DSC09327(pictured: Ibrahim Maalouf at The New School)

Vocalist Theo Bleckmann and guitarist Ben Monder have always had a contrasting yet complimentary relationship with one another, and that was as true during the second round of the WJF Marathon during Bleckmann's quintet set as its ever been during their stints as a duo. Bleckmann intoned beautiful, wordless melodies in clear textures, while Monder's sound was heavy, distorted and tempestuous. Elegy's melodies would decay into noise and then come back to more earthly environments. Bleckmann's experiments with vocal effects and electronics have aided this cyborgian quality to his music, his warped and harmonized improvisations mingling with (and then becoming indistinguishable from) the acoustic ensemble.

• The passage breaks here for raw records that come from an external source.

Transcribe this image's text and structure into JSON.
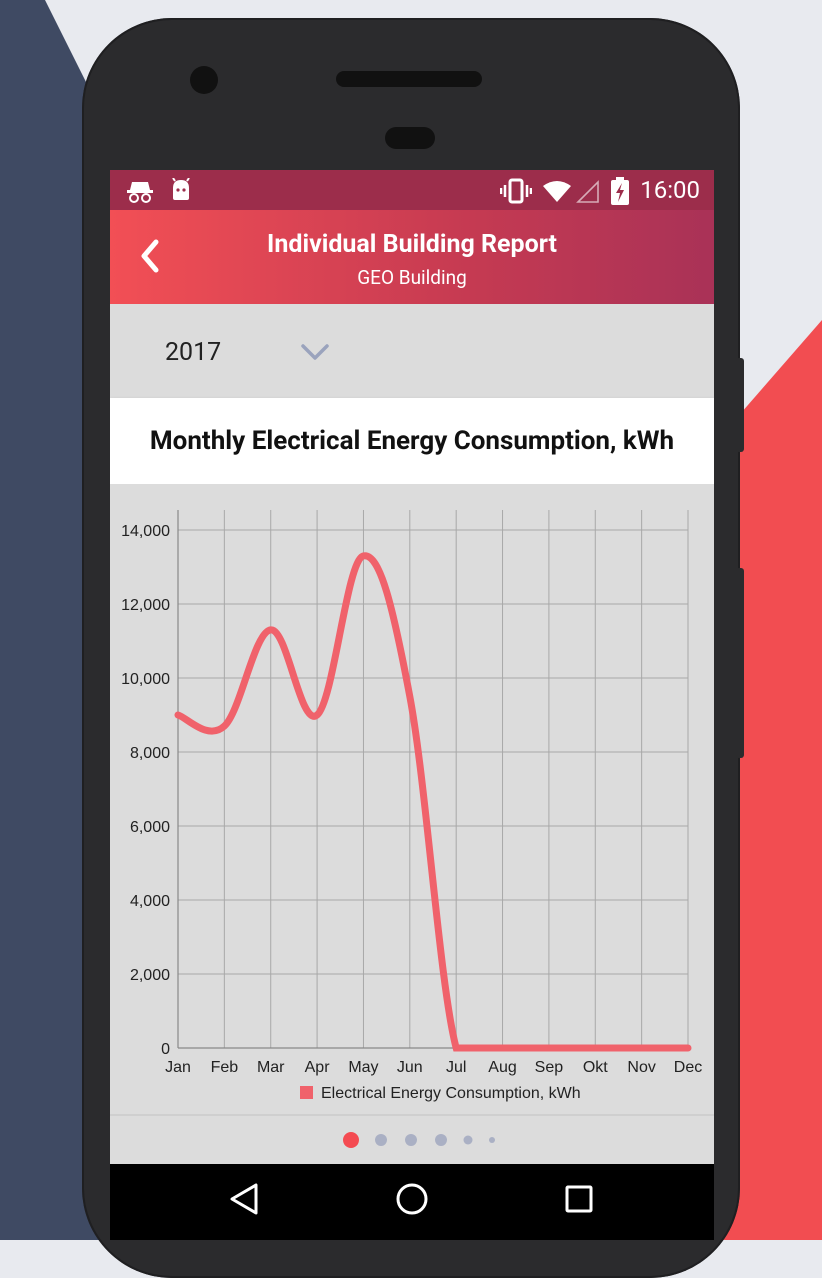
{
  "status_bar": {
    "time": "16:00",
    "icons": [
      "incognito-icon",
      "android-icon",
      "vibrate-icon",
      "wifi-icon",
      "signal-icon",
      "battery-charging-icon"
    ]
  },
  "app_bar": {
    "title": "Individual Building Report",
    "subtitle": "GEO Building"
  },
  "year_selector": {
    "selected": "2017"
  },
  "chart_card": {
    "title": "Monthly Electrical Energy Consumption, kWh"
  },
  "chart_data": {
    "type": "line",
    "x": [
      "Jan",
      "Feb",
      "Mar",
      "Apr",
      "May",
      "Jun",
      "Jul",
      "Aug",
      "Sep",
      "Okt",
      "Nov",
      "Dec"
    ],
    "series": [
      {
        "name": "Electrical Energy Consumption, kWh",
        "values": [
          9000,
          8700,
          11300,
          9000,
          13300,
          9500,
          0,
          0,
          0,
          0,
          0,
          0
        ],
        "color": "#f0626b"
      }
    ],
    "ylim": [
      0,
      14000
    ],
    "yticks": [
      "0",
      "2,000",
      "4,000",
      "6,000",
      "8,000",
      "10,000",
      "12,000",
      "14,000"
    ],
    "grid": true,
    "legend": "bottom"
  },
  "pager": {
    "active_color": "#f44b52",
    "inactive_color": "#aab0c4"
  },
  "nav_bar": {
    "icons": [
      "back-triangle-icon",
      "home-circle-icon",
      "recents-square-icon"
    ]
  }
}
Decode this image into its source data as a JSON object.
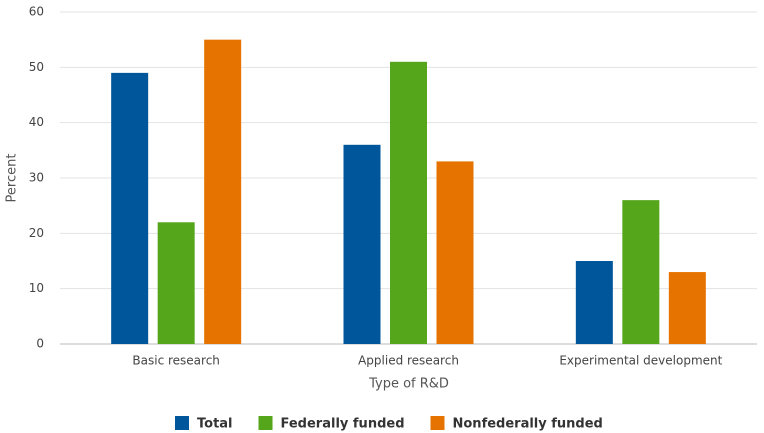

In contrast, Cyrus Chestnut's African Reflections was supremely, joyously earthly. It was a music of an older realm: the very deep tradition of different African folk musics (shadings of Congolese music and High Life) with the slightly less ancient Afrocentric, liberation-oriented jazz of the 1970's, the latter brought out in Steve Carrington's weighty, expressive tenor sound. Having been a first-call pianist in the contemporary jazz scene, Chestnut's sound was nimble and inventive; he could move deathly slow and then explode in sound in the same 30 second span.

The music at WJF has often been about applying one's concept to a continuum, a sentiment captures marvelously by Kris Bowers. The keyboardist performed back-to-back covers that were historically space decades apart, but married to each other by his aesthetic. The first was his looped solo version of Juan Tizol's "Caravan", complete with hand claps and Radiohead-style organ chords, the second being a sufficiently gangsta cover of tUnE-yArDs' "Gangsta" that intoned Merrill Garbus's rhythmic shouts into potent drum fills. Bowers's music was unafraid to take on thoroughly modern popular music like trap and metal, waters that other jazz musicians have treated but never dove into fully.